I have been reading a book by one of the folks I saw present at the adoption conference and I am loving it. It says all kinds of stuff I think. For those of you following along at home, it's Making Babies, Making Families by Mary Lyndon Shanley.
She is basically very pro-openness in adoption and very anti-anonymity in adoption and gamete "donation." She is also very anti-free-market policy in the exchange of human gametes (and surrogate gestation, too, I think).

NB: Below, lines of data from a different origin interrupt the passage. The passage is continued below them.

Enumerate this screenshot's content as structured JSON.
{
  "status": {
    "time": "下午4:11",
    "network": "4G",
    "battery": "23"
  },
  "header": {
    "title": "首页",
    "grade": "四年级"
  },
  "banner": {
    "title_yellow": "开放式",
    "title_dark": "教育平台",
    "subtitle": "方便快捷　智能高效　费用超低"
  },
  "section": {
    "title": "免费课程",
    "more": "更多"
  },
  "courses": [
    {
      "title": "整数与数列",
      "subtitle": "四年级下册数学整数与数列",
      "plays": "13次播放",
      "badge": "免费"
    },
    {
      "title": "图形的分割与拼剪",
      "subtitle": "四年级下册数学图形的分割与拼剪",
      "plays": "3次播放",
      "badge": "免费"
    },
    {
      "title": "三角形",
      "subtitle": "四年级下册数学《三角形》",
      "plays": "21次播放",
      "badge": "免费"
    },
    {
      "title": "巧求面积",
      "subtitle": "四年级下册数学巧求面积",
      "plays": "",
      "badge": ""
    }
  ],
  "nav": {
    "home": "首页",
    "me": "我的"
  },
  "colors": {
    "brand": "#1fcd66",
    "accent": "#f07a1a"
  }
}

One nice thing she does, rhetorically, is asks "what does policy/practice X tell us about what we think matters regarding families?" She also asks again and again whether children's or society's interests are served well by various policies/practices. And in her adoption section, she comes down very solidly in favor of putting most of the power about adoption placement decisions in the hands of mothers (by which I mean women who give birth to the children in question) rather than social workers, courts, professional organizations, etc. She would also give unmarried biological mothers more rights (though not 100%) than unmarried biological fathers in making adoption decisions and I think she's correct to do so.
I think that our personal, individual adoptions are ethical as far as that goes, but the longer and the more I think about these kinds of issues the less likely I think it is that I would be a parent if the world were the place I'd like it to be. Maybe. But quite possibly not. And certainly not to the children that are mine now.
And that's an interesting thing to ponder.